John Gill in Concert at Old Town Music Hall, 7/13/03

By Bill Mitchell

Australian John Gill regaled a fair-sized and highly enthusiastic audience with a program of pianistic pyrotechnics that began with classic ragtime and moved on through stride, novelty, and Latin.

Mr. Gill led off with a decidedly brisk rendition of Joplin's "Elite Syncopations," with slight alterations as he saw fit. He followed up with another early Joplin composition, "Weeping Willow," at a suitably slower tempo, although still faster than it is usually performed. Abe Holzmann's wonderful cakewalk of 1899, "Smokey Mokes," was given a flashy workout. "Heliotrope Bouquet," the Joplin-Chauvin collaboration, came in an elaborate arrangement.

It was now waltz time. Mr. Gill announced "Valse Miroir" by a composer named Jean-Baptiste Lafreniere. A second waltz was Joplin's "Bethena," which was played dramatically, with superb dynamics.

James Scott's masterpiece, "Grace and Beauty" was done as fast stride. Then came an Ernesto Nazareth number with a Spanish title translating as "The Tramp." It was a playful excursion in tango rhythm.

A couple of Jelly Roll Morton pieces were featured next. "Sidewalk Blues" is rarely heard as a piano solo, but it worked well in a peppy Gill arrangement. "Perfect Rag" is one of the dazzlers that Morton liked to trot out to impress his audiences with his virtuosity. It still serves the purpose!
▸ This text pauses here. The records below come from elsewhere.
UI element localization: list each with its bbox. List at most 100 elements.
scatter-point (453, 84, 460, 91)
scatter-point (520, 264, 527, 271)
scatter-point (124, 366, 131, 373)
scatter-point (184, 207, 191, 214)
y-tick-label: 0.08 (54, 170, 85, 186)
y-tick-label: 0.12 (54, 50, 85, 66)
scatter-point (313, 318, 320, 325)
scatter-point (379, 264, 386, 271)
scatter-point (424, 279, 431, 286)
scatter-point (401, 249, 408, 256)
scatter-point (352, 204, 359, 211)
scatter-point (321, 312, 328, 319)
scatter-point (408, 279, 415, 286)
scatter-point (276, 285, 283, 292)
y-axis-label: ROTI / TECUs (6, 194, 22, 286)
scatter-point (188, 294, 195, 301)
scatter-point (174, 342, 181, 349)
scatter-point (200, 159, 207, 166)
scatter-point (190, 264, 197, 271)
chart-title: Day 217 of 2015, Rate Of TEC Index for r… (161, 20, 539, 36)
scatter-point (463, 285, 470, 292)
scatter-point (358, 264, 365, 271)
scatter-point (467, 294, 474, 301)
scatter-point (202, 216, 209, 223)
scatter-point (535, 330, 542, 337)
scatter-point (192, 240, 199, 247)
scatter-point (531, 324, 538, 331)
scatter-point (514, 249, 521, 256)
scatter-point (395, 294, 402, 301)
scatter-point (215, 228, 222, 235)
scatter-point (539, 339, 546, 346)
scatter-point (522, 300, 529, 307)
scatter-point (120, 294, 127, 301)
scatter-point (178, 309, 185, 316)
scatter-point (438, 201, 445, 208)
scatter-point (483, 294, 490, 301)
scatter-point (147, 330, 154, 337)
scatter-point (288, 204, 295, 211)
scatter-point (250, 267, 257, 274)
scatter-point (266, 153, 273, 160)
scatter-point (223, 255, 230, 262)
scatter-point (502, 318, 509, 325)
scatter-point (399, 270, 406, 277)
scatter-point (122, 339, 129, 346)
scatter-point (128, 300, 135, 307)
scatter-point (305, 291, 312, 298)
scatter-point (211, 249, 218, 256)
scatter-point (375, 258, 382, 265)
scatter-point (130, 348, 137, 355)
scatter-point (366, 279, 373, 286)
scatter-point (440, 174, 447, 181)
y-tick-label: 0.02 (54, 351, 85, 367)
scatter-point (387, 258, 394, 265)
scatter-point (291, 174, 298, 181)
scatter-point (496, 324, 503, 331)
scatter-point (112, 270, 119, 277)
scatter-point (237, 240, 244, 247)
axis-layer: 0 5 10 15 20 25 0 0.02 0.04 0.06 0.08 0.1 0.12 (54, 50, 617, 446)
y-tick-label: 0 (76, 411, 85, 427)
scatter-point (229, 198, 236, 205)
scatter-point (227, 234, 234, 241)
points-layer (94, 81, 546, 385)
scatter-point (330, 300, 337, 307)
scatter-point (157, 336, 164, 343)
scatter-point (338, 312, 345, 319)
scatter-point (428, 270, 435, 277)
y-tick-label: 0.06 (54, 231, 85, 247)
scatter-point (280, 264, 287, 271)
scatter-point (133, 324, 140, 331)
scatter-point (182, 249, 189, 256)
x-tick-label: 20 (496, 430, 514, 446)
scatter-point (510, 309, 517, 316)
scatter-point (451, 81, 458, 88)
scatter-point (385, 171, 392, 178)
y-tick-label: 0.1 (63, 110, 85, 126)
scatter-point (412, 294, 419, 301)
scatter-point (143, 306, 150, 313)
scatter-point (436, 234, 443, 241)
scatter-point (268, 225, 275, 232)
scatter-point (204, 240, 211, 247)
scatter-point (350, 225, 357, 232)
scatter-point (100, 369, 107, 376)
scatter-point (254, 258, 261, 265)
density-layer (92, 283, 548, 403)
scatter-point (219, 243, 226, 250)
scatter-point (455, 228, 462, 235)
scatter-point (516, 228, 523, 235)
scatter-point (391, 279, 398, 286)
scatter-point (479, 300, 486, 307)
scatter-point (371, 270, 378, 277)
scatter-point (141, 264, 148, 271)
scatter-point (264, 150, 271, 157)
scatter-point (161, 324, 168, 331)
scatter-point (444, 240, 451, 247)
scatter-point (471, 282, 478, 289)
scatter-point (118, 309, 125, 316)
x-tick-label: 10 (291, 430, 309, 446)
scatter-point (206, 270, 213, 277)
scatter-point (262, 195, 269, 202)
Fats Waller's stride piece, "Valentine Stomp," and Joplin's "The Ragtime Dance" brought the first half of the program to a close. The latter was performed in its seldom-heard full version.

Joplin's "The Entertainer" opened the second half of the program. Mr. Gill's arrangement was creative and unusual. The last theme was played in a minor key and repeated in the major, a rather dramatic device.

Then came a revamping of a classical number, "A Maiden's Prayer," in ragtime, followed by another Waller piece, "Alligator Crawl." Up next was a familiar novelty number of the 1920s, "Doll Dance," by Nacio Herb Brown.

Billy Mayerl, the British novelty pianist, was represented by a piece from 1927 titled "Marigold." It came off as something Zez Confrey might have written. I simply did not catch what the next number was called, but it was a sassy Latin number that brought to mind Carmen Miranda. (Unfortunately I had difficulty hearing some of the titles and comments, because Mr. Gill did not use the microphone, and his "down under" accent compounded the problem).

The program was brought to a close with show-stopping versions of "St. Louis Blues," "12th Street Rag," and "Maple Leaf Rag." The technique and dynamics of John Gill were of Lisztian proportions as he made the Bosendorfer thunder and whisper.